Sukarno mengatakan, siswa lulus SMK khususnya mereka lebih cenderung memilih mencari kerja dan dari pengalaman tahun sebelumnya bisa tersalurkan ke beberapa sektor usaha. Namun karena pandemi virus Corona maka keterserapan calon tenaga kerja baru menjadi terbatas karena penurunan kemampuan pelaku usaha.

“Banyak yang akhirnya sekarang memilih membuka usaha sendiri. Mereka juga tercatat sebagai pekerja dan mengurangi pengangguran,” lanjutnya.

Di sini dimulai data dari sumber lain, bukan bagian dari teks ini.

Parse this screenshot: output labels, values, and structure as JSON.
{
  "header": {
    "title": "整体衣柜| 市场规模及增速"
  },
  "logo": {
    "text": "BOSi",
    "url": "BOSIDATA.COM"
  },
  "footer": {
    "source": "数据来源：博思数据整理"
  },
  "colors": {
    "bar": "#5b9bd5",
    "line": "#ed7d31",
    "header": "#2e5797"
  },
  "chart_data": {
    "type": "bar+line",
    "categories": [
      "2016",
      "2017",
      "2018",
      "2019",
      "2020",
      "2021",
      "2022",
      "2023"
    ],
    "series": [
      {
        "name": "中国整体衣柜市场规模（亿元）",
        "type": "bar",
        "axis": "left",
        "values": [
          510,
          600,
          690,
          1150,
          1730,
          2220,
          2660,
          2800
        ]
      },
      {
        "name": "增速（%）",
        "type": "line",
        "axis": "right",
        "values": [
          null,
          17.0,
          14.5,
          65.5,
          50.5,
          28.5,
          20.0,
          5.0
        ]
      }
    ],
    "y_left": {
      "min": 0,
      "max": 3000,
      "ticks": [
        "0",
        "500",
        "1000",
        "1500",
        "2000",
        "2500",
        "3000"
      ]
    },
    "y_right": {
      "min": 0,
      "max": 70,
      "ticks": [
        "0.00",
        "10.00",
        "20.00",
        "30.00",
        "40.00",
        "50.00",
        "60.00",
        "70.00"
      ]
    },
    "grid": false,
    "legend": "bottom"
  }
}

Sukarno mengatakan, secara umum kondisi di Kabupaten Sukoharjo masih stabil dan belum ada temuan kasus PHK massal lagi. Meski demikian masih banyak ditemukan kasus ketenagakerjaan yang belum terselesaikan antara buruh dengan pengusaha. Salah satu yang ditemukan FPB Sukoharjo berkaitan dengan pembayaran Tunjangan Hari Raya (THR) Idul Fitri dimana banyak buruh belum menerima haknya.

Sukarno menjelaskan, masalah dalam temuan tersebut masing masing buruh berbeda. Sebagian besar buruh diketahui sama sekali belum menerima pembayaran THR dari pihak perusahaan atau tempat bekerja. Sedangkan sebagian buruh lainnya baru menerima sebagian dengan nilai prosentase tertentu saja dan sisanya belum dibayarkan hingga sekarang.

Dua permasalahan buruh terkait belum menerima pembayaran THR Idul Fitri menjadi catatan serius FPB Sukoharjo. Pengusaha diminta tetap membayar THR karena sudah menjadi hak buruh. Disisi lain, FPB Sukoharjo meminta pada buruh terus memberikan perkembangan laporan untuk memastikan hak mereka menerima THR sudah diterima.

“Masih ada buruh yang belum menerima pembayaran THR Idul Fitri. Usai Lebaran terus kami pantau dan masih ada temuan pelanggaran baik itu buruh sama sekali belum menerima pembayaran THR maupun buruh yang baru menerima pembayaran THR dengan cara dicicil pihak pengusaha,” lanjutnya.